Reverse genealogy made headlines around the world earlier this year when investigators looking for the Golden State Killer, a serial killer and rapist believed to be responsible for 12 homicides, more than 50 rapes and about 100 burglaries across California in the 1970s and 1980s, arrested Joseph James DeAngelo Jr., 72, after they said they matched his DNA to that of the killer.

Trenary on Friday thanked the investigators who never gave up on solving the slayings of the young Canadian couple.

“It’s a difficult thing for us, but candidly, this is what we do our job for,” Trenary said.

Reichardt said it was the forensic work that detectives did in 1987, which preserved the DNA evidence, that ultimately led to Talbott’s arrest.

“The next step is prosecution,” Reichardt said.

Cook and Van Cuylenborg left their Saanich homes bound for Victoria, where they were planning to take the Port Angeles ferry to Seattle. The couple made the ferry and were spotted buying snacks along the way to Seattle in Hoodsport and Allyn, both located in Mason County, Washington, according to Snohomish County officials.

They were last seen alive buying tickets for the 11:35 p.m. Bremerton-to-Seattle ferry the night they vanished.

KIRO 7 News in Seattle reported that Van Cuylenborg was found six days later, partially clothed, in a ditch. Cook's van was found the next day, locked and abandoned, in a Blue Diamond parking lot in Bellingham, located in Whatcom County.

Cook’s body was found the day after the van.

Pictured are Jay Cook, 20, and Tanya Van Cuylenborg, 18, with the brown Ford Club Wagon van they drove to Seattle the day of their 1987 disappearance. 

The victims’ families last month offered a $50,000 reward to anyone who could provide information before the end of the year that would lead to a positive match to the DNA in the case,

.

Members of the Cook and Van Cuylenborg families were at Friday’s news conference. They expressed a mix of emotions at the news of Talbott’s arrest.

"Yesterday, the killer had his last sleep in his own bed, his last coffee break, his last day of freedom," Cook's sister, Laura Baanstra, said. "It's hard to put into words the relief, joy and great sorrow this arrest brings."

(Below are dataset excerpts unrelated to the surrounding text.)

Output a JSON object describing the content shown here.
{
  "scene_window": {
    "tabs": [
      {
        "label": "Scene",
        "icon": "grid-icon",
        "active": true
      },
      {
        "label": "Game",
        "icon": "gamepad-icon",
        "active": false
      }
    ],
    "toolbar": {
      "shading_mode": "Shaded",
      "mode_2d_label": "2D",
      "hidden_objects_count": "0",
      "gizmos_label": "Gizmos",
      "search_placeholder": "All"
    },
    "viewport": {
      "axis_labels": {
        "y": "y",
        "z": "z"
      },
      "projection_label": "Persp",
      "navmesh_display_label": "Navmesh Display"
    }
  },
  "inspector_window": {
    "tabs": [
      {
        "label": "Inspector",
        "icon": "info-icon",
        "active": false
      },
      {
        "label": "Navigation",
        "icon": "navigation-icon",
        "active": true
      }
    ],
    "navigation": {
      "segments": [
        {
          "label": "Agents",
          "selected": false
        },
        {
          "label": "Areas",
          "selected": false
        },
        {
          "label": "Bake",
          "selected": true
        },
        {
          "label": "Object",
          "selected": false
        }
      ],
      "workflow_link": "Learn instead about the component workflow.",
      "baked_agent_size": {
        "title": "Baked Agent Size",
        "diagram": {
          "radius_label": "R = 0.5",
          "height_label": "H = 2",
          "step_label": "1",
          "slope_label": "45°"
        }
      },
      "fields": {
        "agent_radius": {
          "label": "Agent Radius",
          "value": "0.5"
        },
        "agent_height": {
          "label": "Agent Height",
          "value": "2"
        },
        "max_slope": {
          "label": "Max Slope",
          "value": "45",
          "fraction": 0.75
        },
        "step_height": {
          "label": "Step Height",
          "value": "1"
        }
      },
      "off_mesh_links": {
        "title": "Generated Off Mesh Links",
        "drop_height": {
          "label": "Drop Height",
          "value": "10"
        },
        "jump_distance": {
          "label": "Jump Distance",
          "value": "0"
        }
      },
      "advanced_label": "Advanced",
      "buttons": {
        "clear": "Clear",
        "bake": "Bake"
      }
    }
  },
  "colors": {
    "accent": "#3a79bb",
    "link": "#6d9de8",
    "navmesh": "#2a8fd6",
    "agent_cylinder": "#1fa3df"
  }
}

"They were both gentle souls, caring and trusting kids, and they were betrayed," Van Cuylenborg's brother, John, said. "Hopefully, this is a start of some justice for them."

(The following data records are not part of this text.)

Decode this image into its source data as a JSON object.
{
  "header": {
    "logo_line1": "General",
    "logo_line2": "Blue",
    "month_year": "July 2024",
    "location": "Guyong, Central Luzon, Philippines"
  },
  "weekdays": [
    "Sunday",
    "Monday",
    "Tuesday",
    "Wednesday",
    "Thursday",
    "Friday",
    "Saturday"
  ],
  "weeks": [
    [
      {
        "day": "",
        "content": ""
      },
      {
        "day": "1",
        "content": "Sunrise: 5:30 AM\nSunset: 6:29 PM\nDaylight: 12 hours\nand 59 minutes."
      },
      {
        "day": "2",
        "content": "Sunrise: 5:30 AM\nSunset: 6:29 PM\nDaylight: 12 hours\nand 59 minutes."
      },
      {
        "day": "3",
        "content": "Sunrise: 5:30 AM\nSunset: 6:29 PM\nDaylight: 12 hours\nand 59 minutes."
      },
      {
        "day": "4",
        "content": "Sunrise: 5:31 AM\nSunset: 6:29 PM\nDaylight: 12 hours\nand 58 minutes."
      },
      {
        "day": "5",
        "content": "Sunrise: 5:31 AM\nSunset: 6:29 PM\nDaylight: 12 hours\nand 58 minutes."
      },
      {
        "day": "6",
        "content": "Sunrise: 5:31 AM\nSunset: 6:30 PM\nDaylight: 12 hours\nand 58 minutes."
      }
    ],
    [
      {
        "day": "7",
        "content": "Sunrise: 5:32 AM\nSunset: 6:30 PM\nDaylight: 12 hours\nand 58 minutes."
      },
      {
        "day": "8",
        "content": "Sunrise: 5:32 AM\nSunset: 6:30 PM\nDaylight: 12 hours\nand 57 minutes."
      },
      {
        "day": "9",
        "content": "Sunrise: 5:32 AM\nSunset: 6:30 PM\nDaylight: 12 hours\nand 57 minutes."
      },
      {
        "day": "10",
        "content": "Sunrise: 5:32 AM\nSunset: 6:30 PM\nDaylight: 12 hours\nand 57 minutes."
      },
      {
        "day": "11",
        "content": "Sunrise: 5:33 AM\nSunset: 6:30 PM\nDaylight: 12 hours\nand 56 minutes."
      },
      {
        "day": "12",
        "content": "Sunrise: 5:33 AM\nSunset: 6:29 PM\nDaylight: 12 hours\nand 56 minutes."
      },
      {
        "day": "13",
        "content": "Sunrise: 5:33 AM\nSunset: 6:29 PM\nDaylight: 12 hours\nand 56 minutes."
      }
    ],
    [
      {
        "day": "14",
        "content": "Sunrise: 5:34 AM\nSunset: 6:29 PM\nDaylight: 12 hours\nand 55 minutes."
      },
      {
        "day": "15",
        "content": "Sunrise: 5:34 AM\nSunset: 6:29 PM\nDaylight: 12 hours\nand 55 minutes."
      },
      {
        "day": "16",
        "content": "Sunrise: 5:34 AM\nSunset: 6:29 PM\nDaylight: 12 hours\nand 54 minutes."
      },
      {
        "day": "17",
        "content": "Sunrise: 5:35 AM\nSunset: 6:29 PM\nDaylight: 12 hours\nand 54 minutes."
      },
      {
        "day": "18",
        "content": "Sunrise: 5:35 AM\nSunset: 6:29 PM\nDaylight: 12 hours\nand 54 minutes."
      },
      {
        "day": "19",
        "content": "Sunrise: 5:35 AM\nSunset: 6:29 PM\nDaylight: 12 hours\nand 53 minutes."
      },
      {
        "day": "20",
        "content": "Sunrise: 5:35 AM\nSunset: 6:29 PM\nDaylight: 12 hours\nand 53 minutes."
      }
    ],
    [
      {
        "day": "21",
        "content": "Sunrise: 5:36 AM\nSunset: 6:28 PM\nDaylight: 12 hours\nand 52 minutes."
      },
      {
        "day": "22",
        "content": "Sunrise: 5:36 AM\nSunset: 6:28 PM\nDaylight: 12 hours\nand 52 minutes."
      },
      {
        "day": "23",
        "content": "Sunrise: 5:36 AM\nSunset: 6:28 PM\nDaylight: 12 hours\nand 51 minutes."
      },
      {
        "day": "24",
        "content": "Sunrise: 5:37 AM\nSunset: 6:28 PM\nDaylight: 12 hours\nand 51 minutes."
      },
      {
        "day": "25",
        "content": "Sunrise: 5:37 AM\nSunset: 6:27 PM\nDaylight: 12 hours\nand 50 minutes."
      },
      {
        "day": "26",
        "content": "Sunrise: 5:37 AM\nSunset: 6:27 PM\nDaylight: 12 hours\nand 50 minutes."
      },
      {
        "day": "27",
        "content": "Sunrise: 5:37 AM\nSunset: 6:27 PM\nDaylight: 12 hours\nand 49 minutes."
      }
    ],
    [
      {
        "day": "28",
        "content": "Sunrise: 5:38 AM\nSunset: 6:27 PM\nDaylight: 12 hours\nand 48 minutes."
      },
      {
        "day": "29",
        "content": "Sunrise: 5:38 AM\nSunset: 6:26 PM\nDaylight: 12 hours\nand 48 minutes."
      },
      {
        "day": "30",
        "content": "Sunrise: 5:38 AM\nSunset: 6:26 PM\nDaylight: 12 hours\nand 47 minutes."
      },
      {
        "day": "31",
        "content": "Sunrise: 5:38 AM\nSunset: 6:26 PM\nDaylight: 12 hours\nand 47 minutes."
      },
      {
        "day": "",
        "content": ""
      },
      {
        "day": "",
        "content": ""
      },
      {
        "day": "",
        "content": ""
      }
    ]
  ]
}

Talbott has not yet been charged with Cook’s slaying, but investigators continue to process evidence and interview witnesses related to that portion of the case. Detectives are asking anyone who knew Talbott or his activities in 1987 or 1988 to come forward.

Talbott, who was 24 years old at the time of the slayings, was living with his parents in Woodinville, about seven miles from where Cook’s body was found.

Detectives are hoping to find witnesses who saw Talbott with Cook’s van in November 1987 or with a 35mm Minolta camera that Van Cuylenborg had with her at the time she was slain.

The camera’s lens was recovered in 1990 and traced to a pawn shop in Portland, Oregon, police officials said. The body of the camera remains missing.

They are also looking for anyone who knows anything about the blanket Cook’s body was found wrapped in.

Anyone with information related to the case should call the Snohomish County Sheriff’s Office tip line at 425-388-3845.